The arsenal of therapeutic options for RA is vast, but knowledge on the optimal use of different drugs in individual patients in typical day-to-day practice remains poor. Over a period of more than 25 years, only 20 head-to-head RCTs comparing two different DMARDs have been performed, providing some preliminary but encouraging suggestion on how to deal with the complexity of the available therapeutic armamentarium. Key messages emerging from direct comparisons are as follows.

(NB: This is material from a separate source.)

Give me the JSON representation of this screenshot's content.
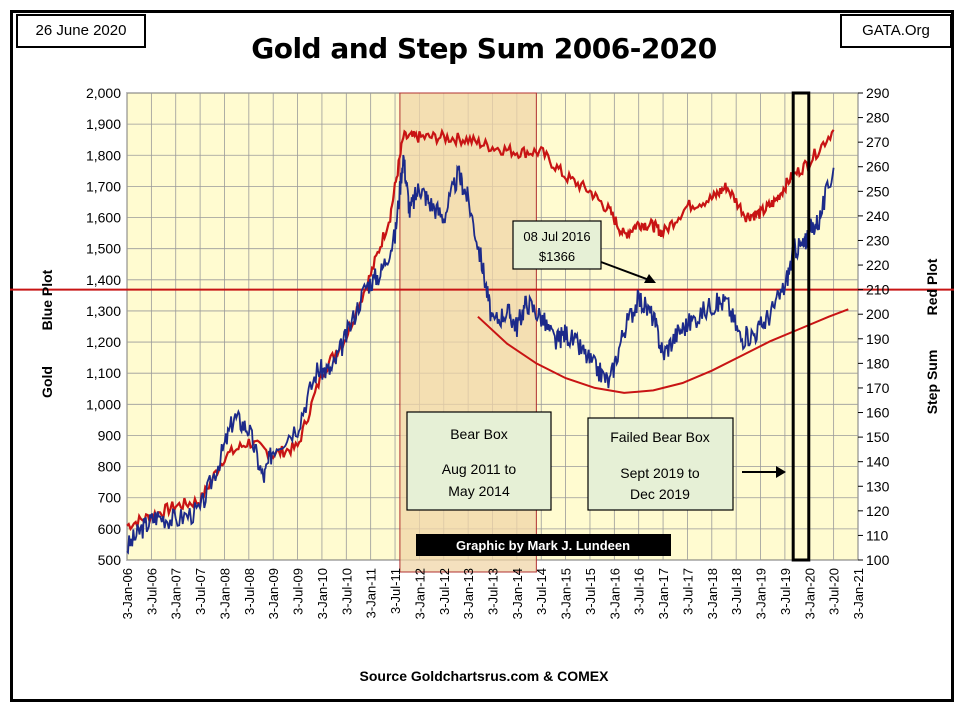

MTX overall risk/benefit ratio is the most favourable compared with other synthetic DMARDs, confirming its use as first line therapy and LEF or SSZ as an alternative treatment in newly diagnosed RA, as suggested by international guidelines [53].

TCZ is the only biologic DMARD with a demonstrated clinical superiority compared to MTX. ETN and ADA have been shown to be able only to slow damage progression better than MTX, without significant differences in clinical response.

TCZ monotherapy is superior to ADA monotherapy, with a similar safety profile.

Clinical efficacy, damage progression, and kinetics of response of sc ABT and ADA are comparable. Safety profiles are quite similar, slightly in favour of ABT.

It is hoped that future years will witness a radical shift in the way medical research is conceived and performed in RA. More direct comparisons and innovative trial designs will help achieving the final goal of treating the right patient at the right time with the right drug.